• Aucun résultat trouvé

La globalisation du sport et ses incidences multi-scalaires : un tournant néo-libéral

PARTIE I : L A NATIONALITE , RESSOURCE STRATEGIQUE DE L ’ ECOSYSTEME SPORTIF

II. La globalisation du sport et ses incidences multi-scalaires : un tournant néo-libéral

L’autonomie du sport constitue depuis fort longtemps un sujet de littérature important et abondant, notamment autour de sa gouvernance mondiale. Si l’exception sportive a émergé aux États-Unis dans le cadre très spécifique des exemptions possibles aux lois anti-trust, le débat s’est diffusé en Europe à partir des années 1970 au point de susciter une réflexion large aussi bien dans ses aspects juridiques et pratiques de mise en œuvre que dans sa doctrine afférente. Revendiquée au fil du temps par de multiples instances, c’est le mouvement olympique qui en a marqué le point de départ.

I.A. Le mouvement olympique, à l’origine d’un débat particulier devenu général

Pour Chappelet (2019), le concept d’autonomie du mouvement sportif apparaît pour la première fois dans la Charte Olympique en 1949. Il s’agissait, alors, pour le CIO, à l’heure de l’entrée de l’Union soviétique dans le mouvement olympique, de souligner la nécessité de l’autonomie des Comités Nationaux Olympiques (CNO) d’être autonomes afin qu’il les reconnaisse.

Trente années plus tard, c’est le Conseil de l’Europe qui met l’emphase sur l’autonomie du sport dans la Charte européenne du sport pour tous, devenue depuis la Charte européenne du sport : « Les organisations sportives bénévoles établissent des mécanismes de décision autonomes dans le cadre de la loi. » (Art. 3.3, COE 1992)

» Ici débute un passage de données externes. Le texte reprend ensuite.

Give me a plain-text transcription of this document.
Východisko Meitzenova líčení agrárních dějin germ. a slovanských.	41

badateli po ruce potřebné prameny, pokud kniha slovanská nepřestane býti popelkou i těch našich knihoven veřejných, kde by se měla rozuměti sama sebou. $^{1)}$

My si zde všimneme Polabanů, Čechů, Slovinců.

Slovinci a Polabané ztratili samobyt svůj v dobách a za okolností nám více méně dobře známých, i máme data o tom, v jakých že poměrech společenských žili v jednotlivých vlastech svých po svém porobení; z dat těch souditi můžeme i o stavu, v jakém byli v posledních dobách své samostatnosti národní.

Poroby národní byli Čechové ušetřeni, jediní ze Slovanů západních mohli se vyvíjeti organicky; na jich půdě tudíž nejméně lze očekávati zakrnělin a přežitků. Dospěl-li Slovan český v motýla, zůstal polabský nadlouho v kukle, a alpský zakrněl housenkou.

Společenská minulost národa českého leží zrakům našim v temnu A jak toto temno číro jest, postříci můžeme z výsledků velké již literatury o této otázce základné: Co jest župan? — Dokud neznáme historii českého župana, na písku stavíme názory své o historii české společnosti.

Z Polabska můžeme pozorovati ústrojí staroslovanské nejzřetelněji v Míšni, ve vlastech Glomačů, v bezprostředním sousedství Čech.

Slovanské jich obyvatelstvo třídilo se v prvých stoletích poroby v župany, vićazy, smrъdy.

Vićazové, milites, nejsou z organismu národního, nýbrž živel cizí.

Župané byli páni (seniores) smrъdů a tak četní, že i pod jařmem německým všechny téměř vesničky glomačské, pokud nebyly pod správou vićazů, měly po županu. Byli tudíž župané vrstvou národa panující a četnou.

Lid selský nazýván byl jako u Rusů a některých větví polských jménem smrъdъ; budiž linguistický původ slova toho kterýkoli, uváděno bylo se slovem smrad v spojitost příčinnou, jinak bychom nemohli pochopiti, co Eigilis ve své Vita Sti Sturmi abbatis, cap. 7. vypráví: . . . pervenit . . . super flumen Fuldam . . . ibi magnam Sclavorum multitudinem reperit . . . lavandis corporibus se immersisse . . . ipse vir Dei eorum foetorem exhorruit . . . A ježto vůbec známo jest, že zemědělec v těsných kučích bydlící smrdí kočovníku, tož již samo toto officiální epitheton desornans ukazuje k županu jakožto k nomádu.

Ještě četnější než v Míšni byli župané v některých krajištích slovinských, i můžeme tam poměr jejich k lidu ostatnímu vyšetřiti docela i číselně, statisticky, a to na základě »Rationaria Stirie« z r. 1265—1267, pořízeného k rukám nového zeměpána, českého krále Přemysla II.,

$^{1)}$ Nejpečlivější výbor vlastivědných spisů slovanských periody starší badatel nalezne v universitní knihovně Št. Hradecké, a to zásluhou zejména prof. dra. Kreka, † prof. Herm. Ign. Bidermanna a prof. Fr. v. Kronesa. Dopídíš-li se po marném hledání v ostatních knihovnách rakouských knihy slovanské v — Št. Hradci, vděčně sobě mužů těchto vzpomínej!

Cette propension à l’autonomie du mouvement sportif allait être renforcée en 1984, avec la création du Tribunal Arbitral du Sport (TAS). Le but était de parer à la menace d’interférence provenant d’autres ordres juridiques. Les prémices de celle-ci ont commencé en 1974, avec les affaires Walrave & Koch et Dona, dont Cour de justice de l’Union Européenne (CJUE) s’est saisie, considérant le litige en question d’ordre plutôt économique que sportif, faisant ainsi partie de son champ de compétences. Face à cela, progressivement après sa fondation, le TAS allait être reconnu par « toutes les fédérations sportives internationales […] dans leurs statuts comme leur organe de recours suprême. » (Chappelet, 2019)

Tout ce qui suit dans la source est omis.